Christiaan Karel Appel, painter, sculptor, designer, and printmaker, was born in Amsterdam, the Netherlands on 25 April 1921. As a teenager, Appel apprenticed at his father's barber shop and it wasn't until his uncle, Karel Chevalier, gave him a box of oil paints that he began to pursue art at fifteen years of age. He first studied with his uncle but before long Chevalier realized his nephew had surpassed him. He took Appel to his own painting instructor, Jozef Verheijen, for training. Around this time Appel also created his first sculpture, though it would be some time before he returned to the medium.

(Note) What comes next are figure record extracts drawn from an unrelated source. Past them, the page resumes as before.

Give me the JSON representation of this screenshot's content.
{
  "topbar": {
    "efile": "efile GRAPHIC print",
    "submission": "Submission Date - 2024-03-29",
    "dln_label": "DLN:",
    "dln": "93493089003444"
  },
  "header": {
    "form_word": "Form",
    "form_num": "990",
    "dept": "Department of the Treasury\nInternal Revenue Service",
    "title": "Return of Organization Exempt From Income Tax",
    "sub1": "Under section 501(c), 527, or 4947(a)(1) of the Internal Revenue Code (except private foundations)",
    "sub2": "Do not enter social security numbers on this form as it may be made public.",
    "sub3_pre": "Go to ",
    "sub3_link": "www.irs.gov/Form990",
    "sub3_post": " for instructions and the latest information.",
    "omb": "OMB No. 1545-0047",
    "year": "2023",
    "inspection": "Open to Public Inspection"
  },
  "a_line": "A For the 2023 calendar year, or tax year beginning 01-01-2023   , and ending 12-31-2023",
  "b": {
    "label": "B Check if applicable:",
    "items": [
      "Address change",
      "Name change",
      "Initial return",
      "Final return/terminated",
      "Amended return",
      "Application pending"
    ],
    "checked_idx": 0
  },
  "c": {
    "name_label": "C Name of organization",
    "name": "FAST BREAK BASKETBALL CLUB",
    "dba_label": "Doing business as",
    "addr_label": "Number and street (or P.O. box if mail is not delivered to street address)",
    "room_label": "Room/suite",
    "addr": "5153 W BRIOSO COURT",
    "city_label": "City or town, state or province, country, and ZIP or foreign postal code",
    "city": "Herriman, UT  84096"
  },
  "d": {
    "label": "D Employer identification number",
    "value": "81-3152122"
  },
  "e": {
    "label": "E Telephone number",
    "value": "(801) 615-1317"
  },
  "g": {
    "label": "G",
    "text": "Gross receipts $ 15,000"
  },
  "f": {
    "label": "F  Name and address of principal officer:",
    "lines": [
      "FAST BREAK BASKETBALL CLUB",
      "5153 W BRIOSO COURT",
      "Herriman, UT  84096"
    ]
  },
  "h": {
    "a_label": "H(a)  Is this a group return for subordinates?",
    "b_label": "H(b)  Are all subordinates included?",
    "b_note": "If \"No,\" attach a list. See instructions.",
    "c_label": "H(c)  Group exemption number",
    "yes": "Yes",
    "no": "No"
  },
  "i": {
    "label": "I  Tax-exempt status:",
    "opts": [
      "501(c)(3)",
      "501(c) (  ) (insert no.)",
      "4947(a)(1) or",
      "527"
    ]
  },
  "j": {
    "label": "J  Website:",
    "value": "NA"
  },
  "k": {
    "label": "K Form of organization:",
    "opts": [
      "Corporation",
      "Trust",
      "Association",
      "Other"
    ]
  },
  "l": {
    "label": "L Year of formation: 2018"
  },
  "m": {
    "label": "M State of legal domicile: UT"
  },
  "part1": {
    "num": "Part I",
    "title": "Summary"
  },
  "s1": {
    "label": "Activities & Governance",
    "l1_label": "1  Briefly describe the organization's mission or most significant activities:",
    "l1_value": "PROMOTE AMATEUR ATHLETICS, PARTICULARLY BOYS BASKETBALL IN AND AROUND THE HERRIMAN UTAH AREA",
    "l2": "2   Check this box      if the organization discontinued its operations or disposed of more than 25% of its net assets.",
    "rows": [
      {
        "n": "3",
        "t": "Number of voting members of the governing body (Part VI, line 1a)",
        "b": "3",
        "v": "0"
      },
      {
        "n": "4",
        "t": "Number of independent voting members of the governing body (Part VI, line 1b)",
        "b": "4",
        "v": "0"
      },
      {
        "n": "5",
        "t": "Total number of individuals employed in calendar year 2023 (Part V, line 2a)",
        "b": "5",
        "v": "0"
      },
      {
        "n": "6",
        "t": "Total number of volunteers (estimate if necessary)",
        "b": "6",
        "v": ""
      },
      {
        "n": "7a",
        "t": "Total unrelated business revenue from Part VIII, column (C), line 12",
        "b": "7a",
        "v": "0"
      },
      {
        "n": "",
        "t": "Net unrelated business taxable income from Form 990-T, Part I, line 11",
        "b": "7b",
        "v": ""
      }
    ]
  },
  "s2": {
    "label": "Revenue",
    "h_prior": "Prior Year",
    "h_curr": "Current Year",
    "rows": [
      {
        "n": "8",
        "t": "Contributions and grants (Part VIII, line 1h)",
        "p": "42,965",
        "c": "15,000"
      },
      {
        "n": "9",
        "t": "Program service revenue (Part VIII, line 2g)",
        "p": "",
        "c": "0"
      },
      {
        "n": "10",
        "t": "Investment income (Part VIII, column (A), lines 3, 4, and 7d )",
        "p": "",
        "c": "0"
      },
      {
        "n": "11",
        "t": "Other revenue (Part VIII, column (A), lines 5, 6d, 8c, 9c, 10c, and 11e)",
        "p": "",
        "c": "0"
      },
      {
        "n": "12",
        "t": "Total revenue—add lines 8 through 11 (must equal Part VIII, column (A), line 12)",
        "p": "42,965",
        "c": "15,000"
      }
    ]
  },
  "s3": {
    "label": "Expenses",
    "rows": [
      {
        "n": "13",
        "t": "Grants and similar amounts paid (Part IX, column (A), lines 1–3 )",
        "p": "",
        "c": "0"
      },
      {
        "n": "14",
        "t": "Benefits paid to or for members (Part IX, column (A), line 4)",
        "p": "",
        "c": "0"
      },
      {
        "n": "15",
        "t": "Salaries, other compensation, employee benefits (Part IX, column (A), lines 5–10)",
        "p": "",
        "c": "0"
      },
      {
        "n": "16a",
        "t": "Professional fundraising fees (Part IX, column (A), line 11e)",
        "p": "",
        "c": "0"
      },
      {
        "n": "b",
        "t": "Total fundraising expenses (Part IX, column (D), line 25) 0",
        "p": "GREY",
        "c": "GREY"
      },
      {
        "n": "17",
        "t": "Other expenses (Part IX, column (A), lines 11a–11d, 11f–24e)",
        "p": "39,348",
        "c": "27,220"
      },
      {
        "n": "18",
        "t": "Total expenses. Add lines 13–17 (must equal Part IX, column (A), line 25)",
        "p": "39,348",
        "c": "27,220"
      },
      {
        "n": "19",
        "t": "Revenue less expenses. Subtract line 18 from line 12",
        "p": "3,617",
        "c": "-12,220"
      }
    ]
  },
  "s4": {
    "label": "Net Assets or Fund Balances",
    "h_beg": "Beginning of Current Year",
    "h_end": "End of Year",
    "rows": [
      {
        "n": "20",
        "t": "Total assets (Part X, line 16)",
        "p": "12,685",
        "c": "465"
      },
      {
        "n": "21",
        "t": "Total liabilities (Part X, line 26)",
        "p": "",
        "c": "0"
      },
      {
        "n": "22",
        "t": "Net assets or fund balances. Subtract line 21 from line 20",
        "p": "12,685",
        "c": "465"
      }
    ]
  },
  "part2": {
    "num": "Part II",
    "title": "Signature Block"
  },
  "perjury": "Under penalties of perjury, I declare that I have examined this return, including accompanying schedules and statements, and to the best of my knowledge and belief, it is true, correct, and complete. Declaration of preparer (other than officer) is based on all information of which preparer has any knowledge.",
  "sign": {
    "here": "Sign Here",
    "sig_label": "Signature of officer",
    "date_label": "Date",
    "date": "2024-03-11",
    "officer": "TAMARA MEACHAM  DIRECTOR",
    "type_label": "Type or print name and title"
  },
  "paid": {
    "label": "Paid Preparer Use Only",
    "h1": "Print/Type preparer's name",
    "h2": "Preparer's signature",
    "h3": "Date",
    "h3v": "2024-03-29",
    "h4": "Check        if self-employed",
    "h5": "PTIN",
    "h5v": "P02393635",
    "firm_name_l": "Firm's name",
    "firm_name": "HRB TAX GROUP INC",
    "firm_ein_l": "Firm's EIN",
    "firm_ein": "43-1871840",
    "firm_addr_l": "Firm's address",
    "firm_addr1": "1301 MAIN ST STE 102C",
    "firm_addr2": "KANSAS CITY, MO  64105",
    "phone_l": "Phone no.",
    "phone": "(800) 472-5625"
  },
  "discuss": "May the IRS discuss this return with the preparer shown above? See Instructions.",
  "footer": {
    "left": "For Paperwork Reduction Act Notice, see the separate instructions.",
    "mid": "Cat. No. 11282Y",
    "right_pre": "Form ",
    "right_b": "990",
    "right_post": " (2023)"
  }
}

After World War I, much of Europe attempted to return to the quietude of classical genres during the recovery ("La retour a l'ordre") but there were pockets of Avant-garde and other fringe movements that reacted against classicism. These movements soon bore more significance as the world's political spectrum became unstable. In 1939, Appel left his family home and moved into his own studio, rooming with the anarchist Henk Eikeboom.
As it became increasingly clear that Germany planned an occupation of the Netherlands, Appel attempted to enter into the Royal Academy of Fine Arts in Amsterdam. He knew a student status would allow him to stay out of the way of the Nazis despite his anarchistic leanings. His first attempt in 1941 failed so he began traveling throughout the countryside, sketching and keeping to himself. In 1942, he was accepted into the academy, where he studied Modernism and Surrealism as well as the poetry of Walt Whitman. His work from this time was greatly influenced by Pablo Picasso, Henri Matisse, and Jean Dubuffet, and he became close friends with the artist Corneille (Guillaume van Beverloo). In 1944, having completed his studies, Appel no longer had the protected status of a student; his artwork and lifestyle made him a target of Nazi suspicion. When accused of aiding Allied sympathizers, he went into hiding.
In 1945, Appel returned to Amsterdam and remained transient, staying and traveling with Corneille. He held his first solo exhibition at the Het Beerenhuis in Groningen and was a part of the Jonge Schilders (Young Painters) exhibit at the Stedelijk Museum in Amsterdam, alongside Corneille, Eugene Brands, and Anton Rooskens. Two years later he visited Paris for the first time, where he was exposed to the work of Edouard Pignon, Jean Dubuffet, and Constant, whose works deeply influenced Appel’s style. After returning home, he began working on three-dimensional works that included reliefs and sculptures made of found objects. By 1948, Appel’s reputation was expanding in the Netherlands and the collector Martin Visser invited Appel, Corneille, and Constant to show their works at the De Bijenkorf department store. Before long Appel began exhibiting regularly, and his painting “Sailor's Girl” was purchased by the Stedelijk Museum Amsterdam. Along with Corneille and Constant, Appel founded the experimental group and magazine Reflex, which soon thereafter merged with the CoBrA movement. It was in Paris, where he had an exhibition in 1949 and took up residence in 1950, that Appel truly mastered his creative powers. He worked freely with color, which he applied in thick blotches as a reaction against the geometric Academicism inherited from neoplasticism, and his subject matter was both broad-ranging and powerful.
CoBrA dissolved in 1951 after disagreements between the artists, and Appel began to associate with Abstract Expressionists including Jackson Pollack, Georges Mathieu, and Sam Francis. In 1953, James John Sweeney, then director of the Guggenheim Museum, visited Appel’s studio and purchased two of his paintings and selected his work for the Young European Painters exhibition later that year. In 1954, Appel won the UNESCO award at the 27th Venice Biennale, representing the Netherlands, and was given a solo exhibition in New York at the Martha Jackson Gallery.
In 1957, Apple traveled to the United States where he lived on Long Island for the summer. His exposure to American Abstract Expressionists artists, as well as jazz musicians and other luminaries, once again deeply affected his art, and he began working on polychrome sculptures, stained-glass windows, and mural paintings using explosive color and line. This led to a commission by UNESCO to paint a mural on the wall of its Paris headquarters' restaurant. (Rencontre du printemps now hangs in its conference room.)
Appel was prolifically active for the next four decades, exhibiting internationally. His oeuvre included theater and opera set designs and experimental films, and he received numerous commissions and awards. Among them was the Knight of the Second Degree, Commander of the Order of the Netherlands Lion award from the Dutch government and the French Legion d'Honneur, Officier status. In 1990 a retrospective of his work, entitled Ik wou dat ik een vogel (If I Were a Bird), opened at the Gemeentemuseum Den Haag and traveled to Germany, Spain, and Austria. That same year plans for the Karel Appel Foundation began and, in 2000, it was officially established in Amsterdam.
Karel Appel remained active until very near his death in Zurich on 3 May 2006. His last major exhibition took place in 2005 at the Gemeentemuseum and included new paintings of nudes highlighted by neon tubes.